Class of 1992
Active: 1962 - 1978
62 Open Victories
Intense, powerful, driven, focused, dedicated. All adjectives that perfectly describe the legendary Ron Von Hagen. Von Hagen is truly the Babe Ruth and Lou Gehrig of beach volleyball combined. The benchmark by which all beach players must be measured. You know you’ve set the standard when Karch Kiraly models his approach to the game after you.
Von Hagen was a multi-sport star at Harvard Academy in Los Angeles, but didn’t discover volleyball until his senior year at UCLA. Once he found the sport he loved, Von Hagen attacked it was a single-minded devotion that hasn’t been seen since. Von Hagen won his first Open at Laguna Beach in 1964. From 1964 to 1978 he played in around 120 tournaments and won 62 of them. Think about that for a second. He won half of every single tournament he entered.

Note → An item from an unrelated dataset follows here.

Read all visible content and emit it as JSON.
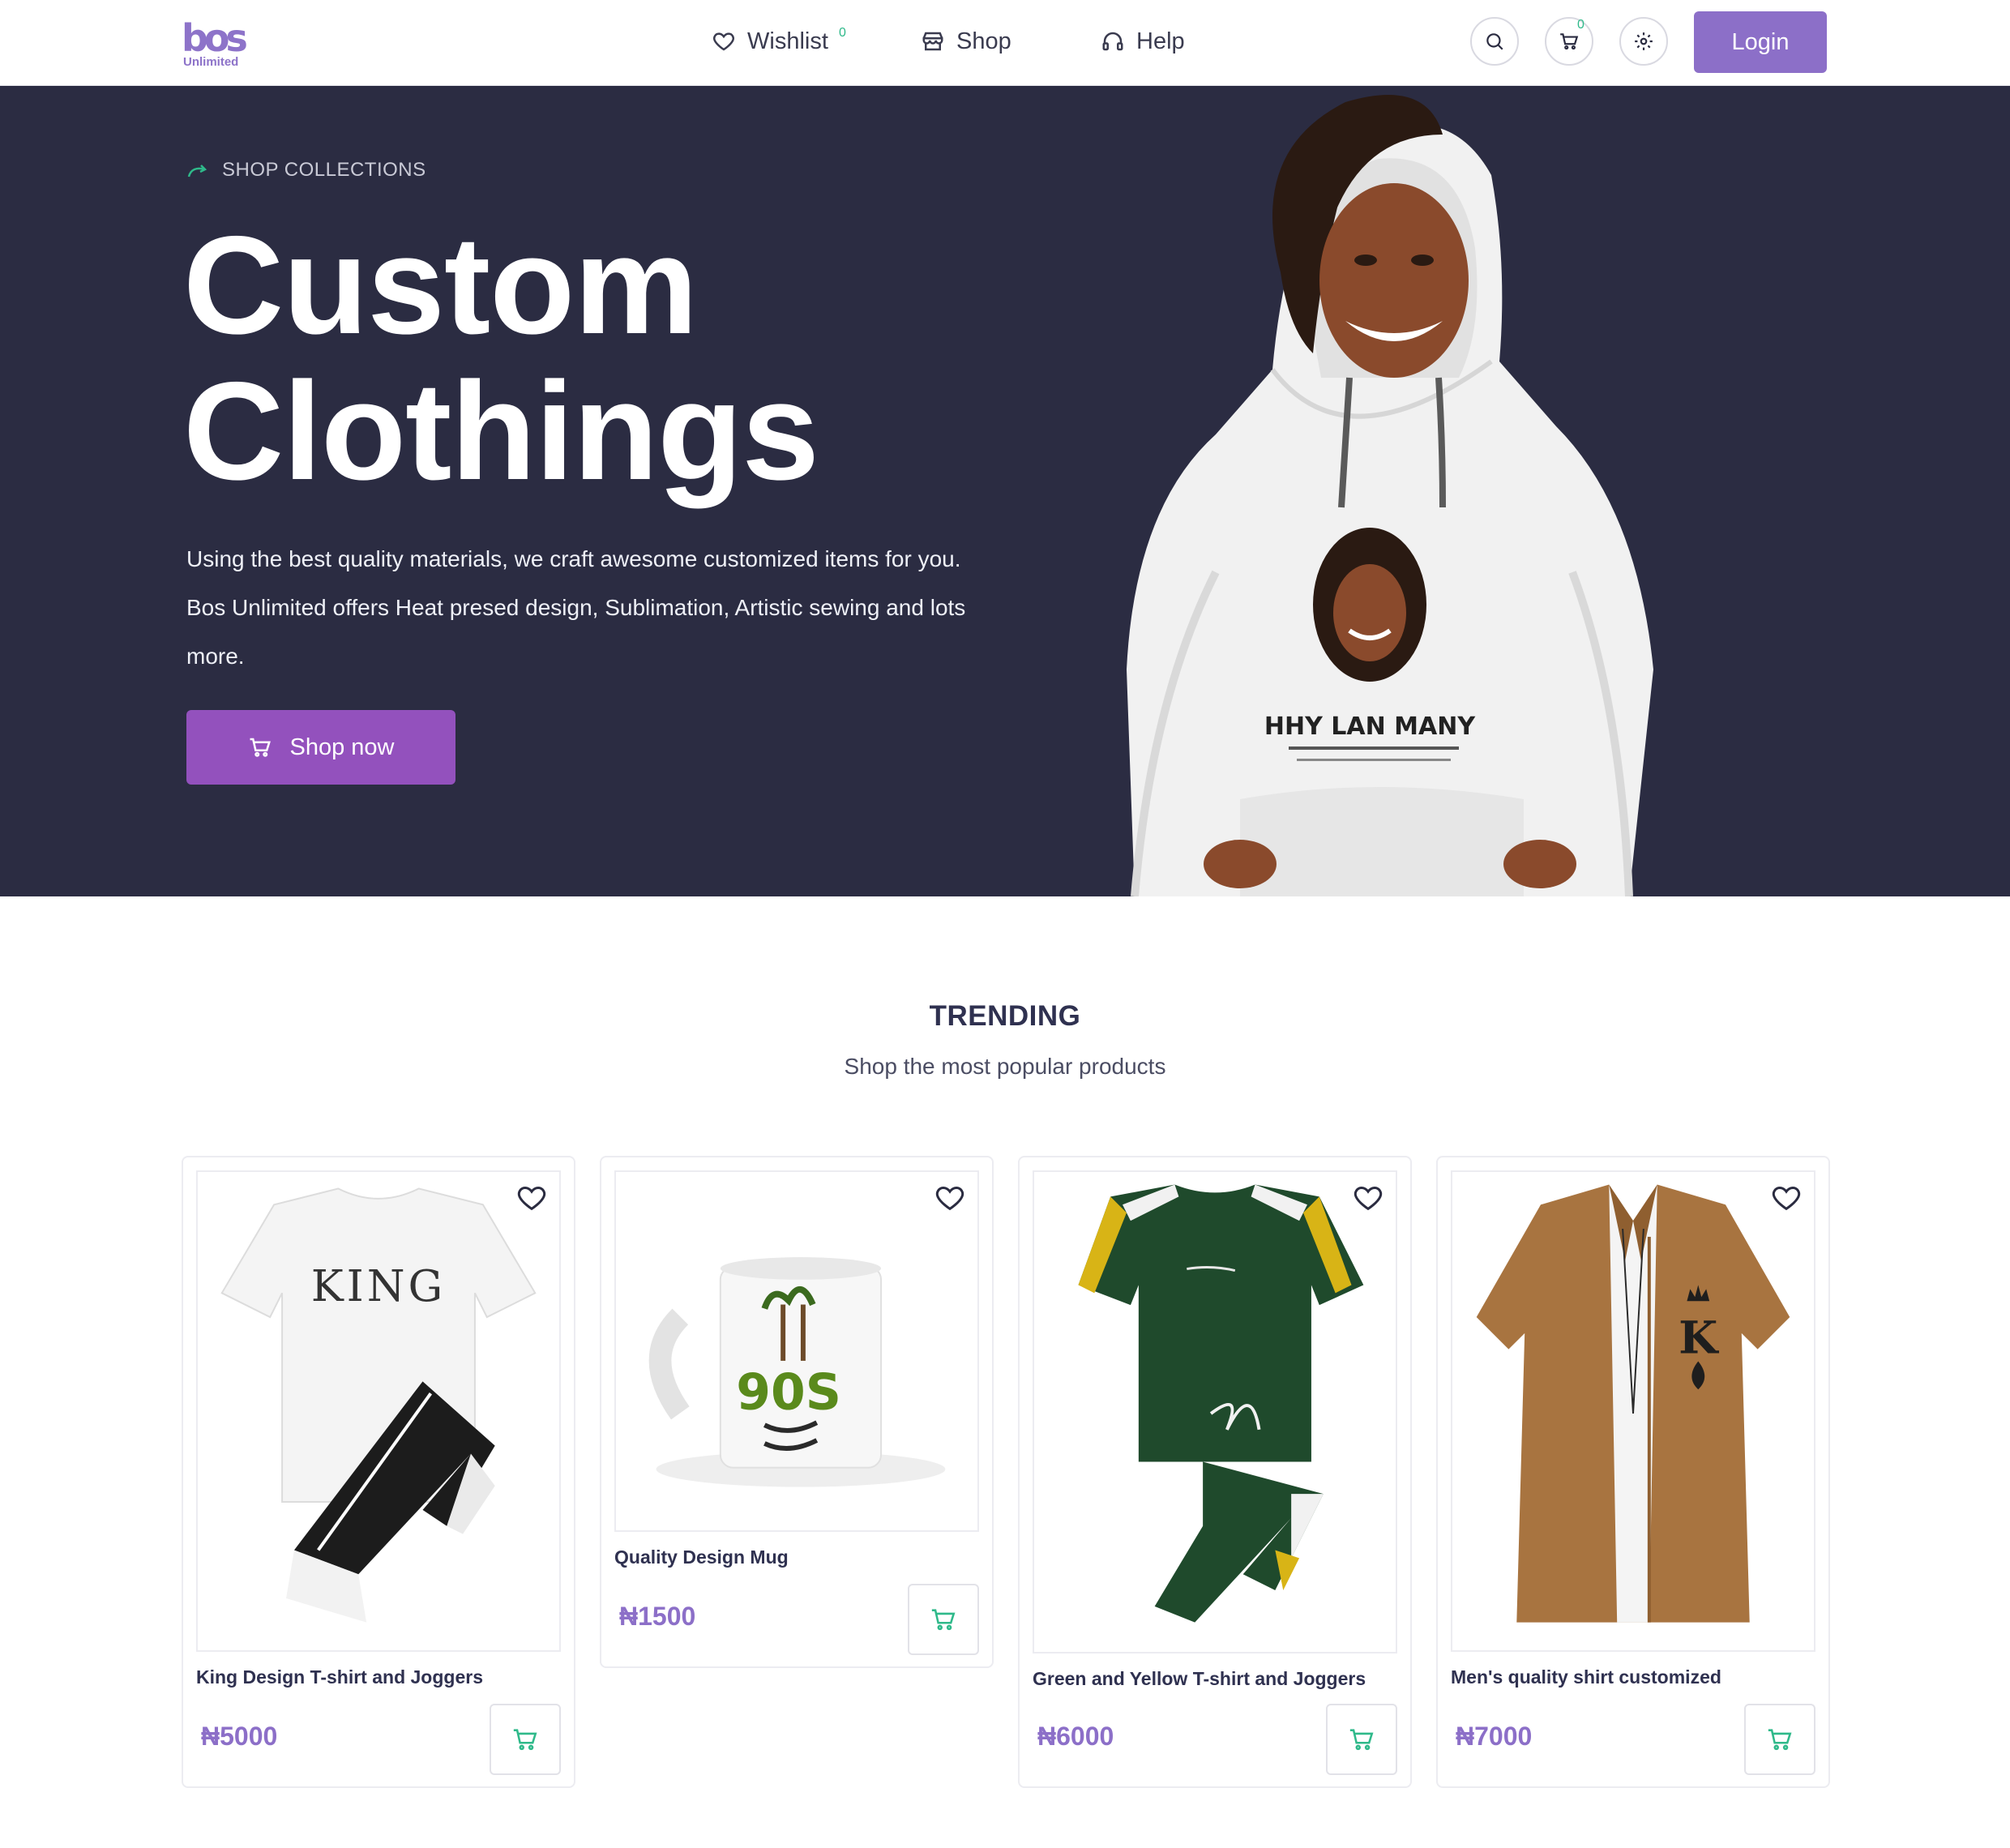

No other modern male beach athlete has come close to that winning percentage and you can pretty much bank on it that no one will in the future.
Von Hagen is a testament to the power of focus. There were probably better players at each of the skills than Von Hagen: better hitters like Bergman and Chamales, better defenders like Menges. But no one came close to Von Hagen’s mental focus, drive, and sheer will to win. He was ahead of his time in his dedication to training and nutrition and preparing himself physically to compete. And remember, he played in the days of side-out scoring and endless matches that exacted every ounce of energy.

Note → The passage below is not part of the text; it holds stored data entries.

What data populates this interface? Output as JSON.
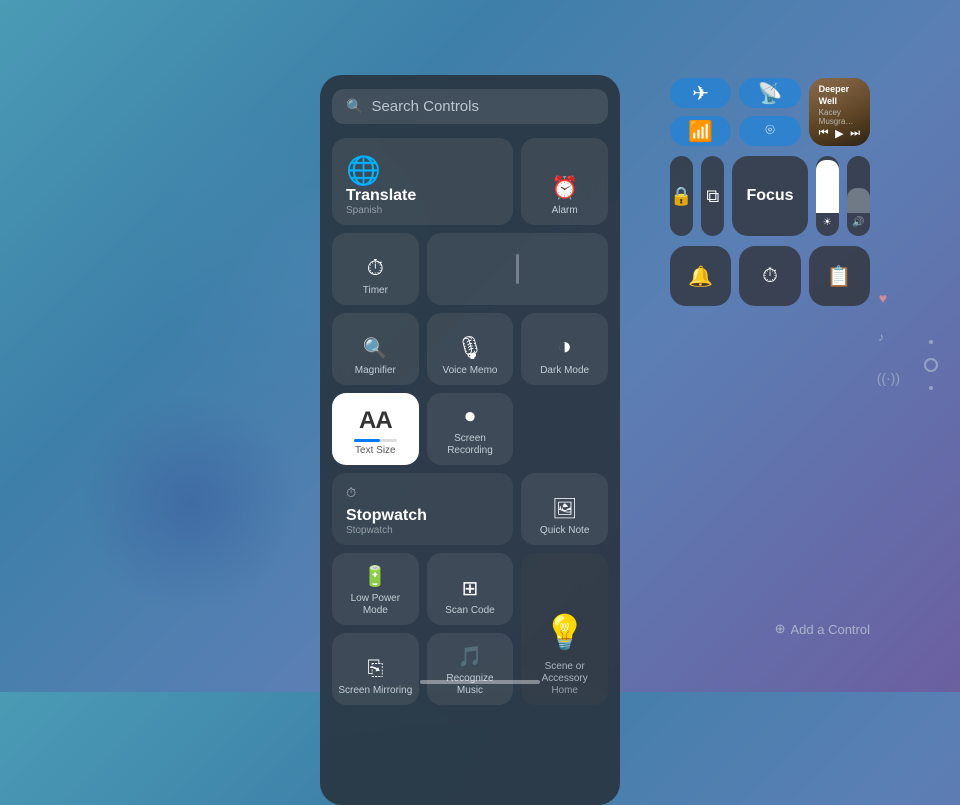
{
  "background": {
    "gradient": "linear-gradient(135deg, #4a9bb5, #3d7fa8, #5b7fb5, #6b5fa0)"
  },
  "search_panel": {
    "search_bar": {
      "placeholder": "Search Controls",
      "icon": "🔍"
    },
    "controls": [
      {
        "id": "translate",
        "label": "Translate",
        "sublabel": "Spanish",
        "icon": "🌐",
        "type": "wide",
        "row": 1
      },
      {
        "id": "alarm",
        "label": "Alarm",
        "icon": "⏰",
        "type": "normal",
        "row": 1
      },
      {
        "id": "timer",
        "label": "Timer",
        "icon": "⏱",
        "type": "normal",
        "row": 1
      },
      {
        "id": "magnifier",
        "label": "Magnifier",
        "icon": "🔍",
        "type": "normal",
        "row": 2
      },
      {
        "id": "voice-memo",
        "label": "Voice Memo",
        "icon": "🎙",
        "type": "normal",
        "row": 3
      },
      {
        "id": "dark-mode",
        "label": "Dark Mode",
        "icon": "◑",
        "type": "normal",
        "row": 3
      },
      {
        "id": "text-size",
        "label": "Text Size",
        "icon": "AA",
        "type": "text-size",
        "row": 3
      },
      {
        "id": "screen-recording",
        "label": "Screen Recording",
        "icon": "⏺",
        "type": "normal",
        "row": 3
      },
      {
        "id": "stopwatch",
        "label": "Stopwatch",
        "icon": "⏱",
        "type": "wide",
        "row": 4
      },
      {
        "id": "quick-note",
        "label": "Quick Note",
        "icon": "🖼",
        "type": "normal",
        "row": 4
      },
      {
        "id": "low-power-mode",
        "label": "Low Power Mode",
        "icon": "🔋",
        "type": "normal",
        "row": 4
      },
      {
        "id": "scan-code",
        "label": "Scan Code",
        "icon": "⊞",
        "type": "normal",
        "row": 5
      },
      {
        "id": "home",
        "label": "Home",
        "sublabel": "Scene or Accessory",
        "icon": "💡",
        "type": "home-wide",
        "row": 5
      },
      {
        "id": "screen-mirroring",
        "label": "Screen Mirroring",
        "icon": "⎘",
        "type": "normal",
        "row": 5
      },
      {
        "id": "recognize-music",
        "label": "Recognize Music",
        "icon": "🎵",
        "type": "normal",
        "row": 6
      }
    ]
  },
  "right_panel": {
    "media_row": [
      {
        "id": "airplane-mode",
        "label": "",
        "icon": "✈",
        "active": true
      },
      {
        "id": "wifi-toggle",
        "label": "",
        "icon": "📡",
        "active": true
      },
      {
        "id": "now-playing",
        "label": "",
        "type": "now-playing",
        "title": "Deeper Well",
        "artist": "Kacey Musgra…"
      }
    ],
    "media_controls_row": [
      {
        "id": "rewind",
        "icon": "⏮"
      },
      {
        "id": "play-pause",
        "icon": "▶"
      },
      {
        "id": "fast-forward",
        "icon": "⏭"
      }
    ],
    "row2": [
      {
        "id": "bluetooth",
        "icon": "⌦",
        "active": true
      },
      {
        "id": "screen-mirror",
        "icon": "⎘",
        "active": true
      },
      {
        "id": "focus",
        "label": "Focus",
        "type": "wide"
      },
      {
        "id": "brightness",
        "type": "slider"
      },
      {
        "id": "volume",
        "type": "slider"
      }
    ],
    "row3": [
      {
        "id": "mute",
        "icon": "🔔"
      },
      {
        "id": "timer-r",
        "icon": "⏱"
      },
      {
        "id": "notes",
        "icon": "📋"
      }
    ],
    "add_control": {
      "label": "Add a Control",
      "icon": "⊕"
    }
  }
}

And what about that body? If he were playing today, someone would drag him in front of a Grand Jury and cross-examine him on his use of HGH and the clear and the cream. But he played in the pre-steriod era – he earned that body the old-fashioned way – though hard work.
Von Hagen has five plaques on the Manhattan Beach pier and won tournaments at every single beach in California, including four right here in Hermosa. But probably his most amazing statistic is the amount of prize money he won for all those victories: a grand total of $625. Von Hagen passion wasn’t about money and wasn’t about fame. He truly played for the love of the game and for the rewards that come from self-sacrifice and dedication to excellence.
Vince Lombardi once said that “the quality of a person's life is in direct proportion to their commitment to excellence, regardless of their chosen field of endeavor." By that standard, the quality of Von Hagen’s life has few peers.